Give you an integer n , Go back to all the different n queens problem Solutions for .
Each solution contains a different n queens problem The chess piece placement scheme of , The scenario ‘Q’ and ‘.’ They represent the queen and the vacant seat .
Example 1:
Input :n = 4
Output :[[".Q..","...Q","Q...","..Q."],["..Q.","Q...","...Q",".Q.."]]
explain : As shown in the figure above ,4 There are two different solutions to the queen problem .

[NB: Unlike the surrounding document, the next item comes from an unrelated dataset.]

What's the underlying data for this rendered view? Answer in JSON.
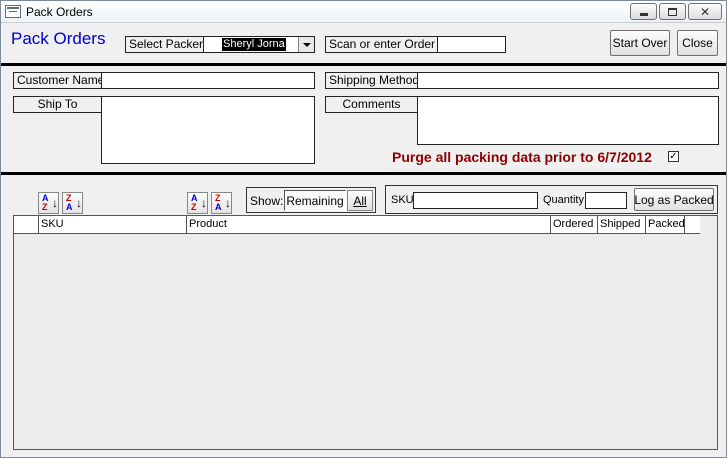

analysis : Since you want to keep every line , Each column , Only one queen can exist in two slashes , You can create multiple identities bool Array , We can put queens in every row, so we Just create an identification array for each column and slash
, For the column identification array, it is still very simple , And how to identify the slash identification array ? Look at the picture below :
Code :
class Solution {
public:
vector<vector<string>>res;
vector<bool>col,dg,udg;
vector<string>path;
int nt;
vector<vector<string>> solveNQueens(int n) {
nt = n;
path = vector<string>(n,string(n,'.'));
col = dg = udg =vector<bool>( n * 2);// Yes x+y So the maximum will not exceed 2*n
dfs(0);// The first 0 Line start search
return res;
}
void dfs(int u)
{
if(u == nt)
{
res.push_back(path);
return;
}
// Enumerate each column
for(int i = 0; i < nt; i++)
{
if(!col[i] && !dg[u - i + nt] && !udg[u + i])
{
col[i] = dg[u - i + nt] = udg[u + i]=true;
path[u][i]='Q';
dfs(u + 1);
// Restore the scene
col[i] = dg[u - i + nt] = udg[u + i] = false;
path[u][i]='.';
}
}
return;
}
};
52.N Queen II
n queens problem It's about how to make n A queen is placed in n × n On the chessboard , And keep the Queens from attacking each other . Give you an integer n , return n queens problem Number of different solutions
.
Example 1:
Input :n = 4
Output :2
explain : As shown in the figure above ,4 There are two different solutions to the queen problem .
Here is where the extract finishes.